Don’t forget to look after your guts

And that brings us back to diets such as the Mediterranean, those that don’t push up blood sugar, are higher in Omega 3 fats and support the good bacteria in your guts.

‘Gut bacteria are involved in many important brain functions and help in protecting against damage to brain cells and educating the immune system,’ says Dr David Vauzour, Research Fellow in Molecular Nutrition at Norwich Medical School.

‘The immune connection is important’, he adds, ‘because chronic low-grade inflammation develops when it the immune system is out of whack, something which is found in most neurological conditions, including Alzheimer’s.

‘Fibre-rich foods are essential for feeding the gut bacteria, which in turn helps the brain.’ They include oats and oatcakes, beans, nuts, seeds, whole fruit and vegetables.’

New App can keep you on a healthy track

Last month launched a free app called COGNITION, which is an upgraded version of the cognitive test and the DRI questionnaire. It guides you through any suggested changes with personalised advice and coaching via emails and texts.

Like AppleTree, the COGNITION app is designed as a ‘Citizen science’ project, sharing the research results with everyone involved, including other research groups. It tracks the changes you make and how your mental ability changes every six months.

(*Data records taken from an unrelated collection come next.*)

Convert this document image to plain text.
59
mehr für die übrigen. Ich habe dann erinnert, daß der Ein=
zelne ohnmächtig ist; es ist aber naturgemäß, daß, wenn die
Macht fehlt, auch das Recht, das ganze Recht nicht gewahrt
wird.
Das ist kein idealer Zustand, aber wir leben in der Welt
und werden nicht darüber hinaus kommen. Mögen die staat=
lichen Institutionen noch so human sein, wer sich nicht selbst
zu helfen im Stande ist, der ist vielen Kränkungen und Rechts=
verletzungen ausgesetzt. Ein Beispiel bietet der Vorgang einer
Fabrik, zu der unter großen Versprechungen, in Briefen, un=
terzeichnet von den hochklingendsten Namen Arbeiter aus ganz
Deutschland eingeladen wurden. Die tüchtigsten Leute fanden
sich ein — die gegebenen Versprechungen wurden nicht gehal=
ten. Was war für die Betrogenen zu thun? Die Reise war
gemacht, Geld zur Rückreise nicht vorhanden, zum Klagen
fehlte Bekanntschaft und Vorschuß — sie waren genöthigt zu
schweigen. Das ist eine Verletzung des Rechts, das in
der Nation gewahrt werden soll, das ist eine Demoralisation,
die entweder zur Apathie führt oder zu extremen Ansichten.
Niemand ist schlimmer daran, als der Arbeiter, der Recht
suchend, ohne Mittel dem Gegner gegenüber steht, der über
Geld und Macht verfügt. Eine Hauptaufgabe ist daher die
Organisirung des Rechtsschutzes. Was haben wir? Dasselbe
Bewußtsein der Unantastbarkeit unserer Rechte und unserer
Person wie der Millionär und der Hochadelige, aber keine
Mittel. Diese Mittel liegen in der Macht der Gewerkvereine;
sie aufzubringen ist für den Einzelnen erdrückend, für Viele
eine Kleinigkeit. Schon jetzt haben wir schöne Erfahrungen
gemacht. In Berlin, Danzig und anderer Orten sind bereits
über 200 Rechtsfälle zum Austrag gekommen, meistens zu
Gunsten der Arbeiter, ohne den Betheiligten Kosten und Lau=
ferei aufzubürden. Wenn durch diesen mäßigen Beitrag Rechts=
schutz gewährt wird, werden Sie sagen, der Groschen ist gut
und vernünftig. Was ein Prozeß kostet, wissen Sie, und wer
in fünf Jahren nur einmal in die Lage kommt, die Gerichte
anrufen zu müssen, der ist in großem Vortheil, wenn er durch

Despite the obvious attractions of using nutrition and lifestyle changes and the growing evidence for their benefits, the funding for research is a tiny fraction of the billions spent on unsuccessful drug trials.

Patient power could kick the charities into action

This is the reason why there are, as yet no large-scale randomized trials. It is not a reason for dismissing the available evidence and returning to peering down a microscope at plaques and tangles. 

If patients with ‘mild cognitive impairment’ and their friends and relatives were the boards of the Alzheimer’s charities, you can bet that proper funding would start to flow.

A funding strike by supporters of the charities until they started spending money on research into the benefits of nutrition and lifestyle, might have a similar effect.

Jerome Burne

Jerome Burne

Jerome Burne is the editor of HealthInsightUK. He is an award-winning journalist who has been specialising in medicine and health for the last 10 years and now works mainly for the Daily Mail. His most recent book “The Hybrid Diet” was written with nutritionist Patrick Holford, published 2018. Award: 2015: Finalist for 'Blogger of the Year' Medical Journalists' Association.


  • Hi Jerome,

    Responding to your last point, I have long since given up donating to health charities because they are so locked in with Big Pharma. I wonder, are there any better charities that you can recommend?

  • How much is high levels of vitamin b and omega? My father is in end stage dementia and I’m understandably curious of ways to keep myself best protected.